Governador de São Paulo, Geraldo Alckmin pede base da Câmara para concordar projetos de segurança pública
Assustado com a violência em São Paulo, o governador do estado, Geraldo Alckmin, fez uma romaria em Brasília em procura de base para confirmar quatro projetos que, segundo ele, melhorarão a segurança pública do País. As propostas do governador alteram o Estatuto da Criança e do Adolescente e endurecem as punições para quem explode caixas eletrônicos.

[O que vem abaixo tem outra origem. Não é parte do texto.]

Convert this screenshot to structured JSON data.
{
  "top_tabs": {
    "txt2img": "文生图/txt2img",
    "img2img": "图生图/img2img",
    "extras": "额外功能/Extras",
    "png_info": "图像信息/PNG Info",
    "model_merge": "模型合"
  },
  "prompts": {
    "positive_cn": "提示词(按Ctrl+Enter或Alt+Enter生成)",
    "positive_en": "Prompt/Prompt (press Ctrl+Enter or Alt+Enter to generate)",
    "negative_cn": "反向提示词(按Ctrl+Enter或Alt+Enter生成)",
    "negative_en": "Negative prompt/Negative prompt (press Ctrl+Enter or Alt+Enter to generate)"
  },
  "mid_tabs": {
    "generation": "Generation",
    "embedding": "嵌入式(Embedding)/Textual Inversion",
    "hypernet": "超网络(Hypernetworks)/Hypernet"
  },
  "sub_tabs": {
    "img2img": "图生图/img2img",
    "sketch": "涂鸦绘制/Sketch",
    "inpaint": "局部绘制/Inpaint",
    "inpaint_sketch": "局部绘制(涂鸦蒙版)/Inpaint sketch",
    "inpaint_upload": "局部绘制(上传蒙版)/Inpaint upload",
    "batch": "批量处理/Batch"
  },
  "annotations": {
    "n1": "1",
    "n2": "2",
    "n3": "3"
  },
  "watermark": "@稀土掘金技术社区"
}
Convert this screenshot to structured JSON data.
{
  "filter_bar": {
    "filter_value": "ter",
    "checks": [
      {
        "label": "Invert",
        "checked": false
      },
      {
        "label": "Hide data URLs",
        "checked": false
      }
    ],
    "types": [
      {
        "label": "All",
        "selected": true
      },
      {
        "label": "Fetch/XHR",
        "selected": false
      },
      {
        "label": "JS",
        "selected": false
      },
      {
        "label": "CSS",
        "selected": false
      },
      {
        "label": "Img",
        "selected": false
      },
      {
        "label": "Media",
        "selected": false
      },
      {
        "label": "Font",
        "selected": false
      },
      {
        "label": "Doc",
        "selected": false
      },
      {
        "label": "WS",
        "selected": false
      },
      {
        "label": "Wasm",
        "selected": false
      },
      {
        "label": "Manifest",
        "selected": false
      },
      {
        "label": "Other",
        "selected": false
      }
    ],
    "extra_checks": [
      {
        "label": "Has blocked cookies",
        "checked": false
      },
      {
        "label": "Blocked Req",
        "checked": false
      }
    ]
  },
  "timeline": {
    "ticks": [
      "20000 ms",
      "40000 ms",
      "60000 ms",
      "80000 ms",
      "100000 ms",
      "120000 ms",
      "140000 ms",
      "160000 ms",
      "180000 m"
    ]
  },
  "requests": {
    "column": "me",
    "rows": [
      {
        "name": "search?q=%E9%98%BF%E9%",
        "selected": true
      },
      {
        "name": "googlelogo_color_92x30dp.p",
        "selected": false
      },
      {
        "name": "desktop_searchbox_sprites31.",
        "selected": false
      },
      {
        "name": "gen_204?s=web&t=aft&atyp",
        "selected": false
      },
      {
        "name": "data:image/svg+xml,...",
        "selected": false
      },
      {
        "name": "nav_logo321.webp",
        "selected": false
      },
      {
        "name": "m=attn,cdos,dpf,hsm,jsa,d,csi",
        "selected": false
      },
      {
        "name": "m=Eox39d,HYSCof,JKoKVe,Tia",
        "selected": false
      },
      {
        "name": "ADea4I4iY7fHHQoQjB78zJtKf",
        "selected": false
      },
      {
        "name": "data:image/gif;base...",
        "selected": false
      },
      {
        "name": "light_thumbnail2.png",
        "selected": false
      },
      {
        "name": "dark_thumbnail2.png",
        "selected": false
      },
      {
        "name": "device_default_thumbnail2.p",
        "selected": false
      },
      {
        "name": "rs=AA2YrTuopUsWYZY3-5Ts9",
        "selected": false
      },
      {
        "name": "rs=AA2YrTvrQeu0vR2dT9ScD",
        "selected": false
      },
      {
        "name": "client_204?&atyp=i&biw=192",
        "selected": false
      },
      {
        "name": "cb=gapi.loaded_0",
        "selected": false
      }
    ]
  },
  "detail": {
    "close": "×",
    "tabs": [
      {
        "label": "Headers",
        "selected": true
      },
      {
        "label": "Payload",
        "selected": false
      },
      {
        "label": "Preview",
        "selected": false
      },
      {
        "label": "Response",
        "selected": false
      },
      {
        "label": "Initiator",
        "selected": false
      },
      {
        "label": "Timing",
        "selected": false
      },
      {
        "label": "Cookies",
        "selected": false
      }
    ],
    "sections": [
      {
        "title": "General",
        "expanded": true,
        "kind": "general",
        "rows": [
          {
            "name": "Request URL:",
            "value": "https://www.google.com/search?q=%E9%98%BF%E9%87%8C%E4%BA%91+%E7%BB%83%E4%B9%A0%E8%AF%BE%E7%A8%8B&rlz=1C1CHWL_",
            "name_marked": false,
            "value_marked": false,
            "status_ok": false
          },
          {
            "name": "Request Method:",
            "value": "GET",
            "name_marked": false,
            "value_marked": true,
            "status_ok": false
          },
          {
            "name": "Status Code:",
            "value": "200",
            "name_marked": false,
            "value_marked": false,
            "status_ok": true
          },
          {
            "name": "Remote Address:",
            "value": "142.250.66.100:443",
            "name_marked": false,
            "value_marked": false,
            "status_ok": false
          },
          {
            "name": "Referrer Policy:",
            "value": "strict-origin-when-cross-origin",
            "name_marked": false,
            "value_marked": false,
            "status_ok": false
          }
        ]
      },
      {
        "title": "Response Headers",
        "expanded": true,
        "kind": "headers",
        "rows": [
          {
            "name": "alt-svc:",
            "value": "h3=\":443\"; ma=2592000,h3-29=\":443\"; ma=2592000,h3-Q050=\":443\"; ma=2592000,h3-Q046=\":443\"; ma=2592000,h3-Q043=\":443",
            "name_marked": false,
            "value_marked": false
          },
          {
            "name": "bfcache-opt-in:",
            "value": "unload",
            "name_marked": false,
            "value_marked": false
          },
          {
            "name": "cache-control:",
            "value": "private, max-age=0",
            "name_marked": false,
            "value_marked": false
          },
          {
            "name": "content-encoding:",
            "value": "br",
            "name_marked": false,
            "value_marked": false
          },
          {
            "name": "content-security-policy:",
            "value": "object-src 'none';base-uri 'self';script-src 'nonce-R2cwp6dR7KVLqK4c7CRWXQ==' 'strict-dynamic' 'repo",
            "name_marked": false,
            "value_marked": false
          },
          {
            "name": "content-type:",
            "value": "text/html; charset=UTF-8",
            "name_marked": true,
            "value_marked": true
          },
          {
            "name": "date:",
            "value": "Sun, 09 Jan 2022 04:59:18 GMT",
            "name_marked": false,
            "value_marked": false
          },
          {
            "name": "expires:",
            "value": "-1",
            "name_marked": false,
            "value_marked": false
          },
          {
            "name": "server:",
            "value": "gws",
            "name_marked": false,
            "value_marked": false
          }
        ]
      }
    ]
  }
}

Os projetos, que tramitarão na Câmara, foram muito recebidos pelo presidente da Câmara e deverão ser votados até março. “Acho que as propostas vão ter esteio da Casa”, adiantou o peemedebista.
As propostas apresentadas pelo governador paulista preveem aumento da pena para roubos a caixas eletrônicos e crimes contra agentes públicos, porquê policiais e agentes penitenciários. Também altera o ECA ao estabelecer aumento de três para oito anos no tempo de internação de adolescentes autores de crimes hediondos. Um dos projetos sugere que, ao completar 18 anos, o detento deixe a Fundação Casa e seja guiado para alas separadas do sistema penal.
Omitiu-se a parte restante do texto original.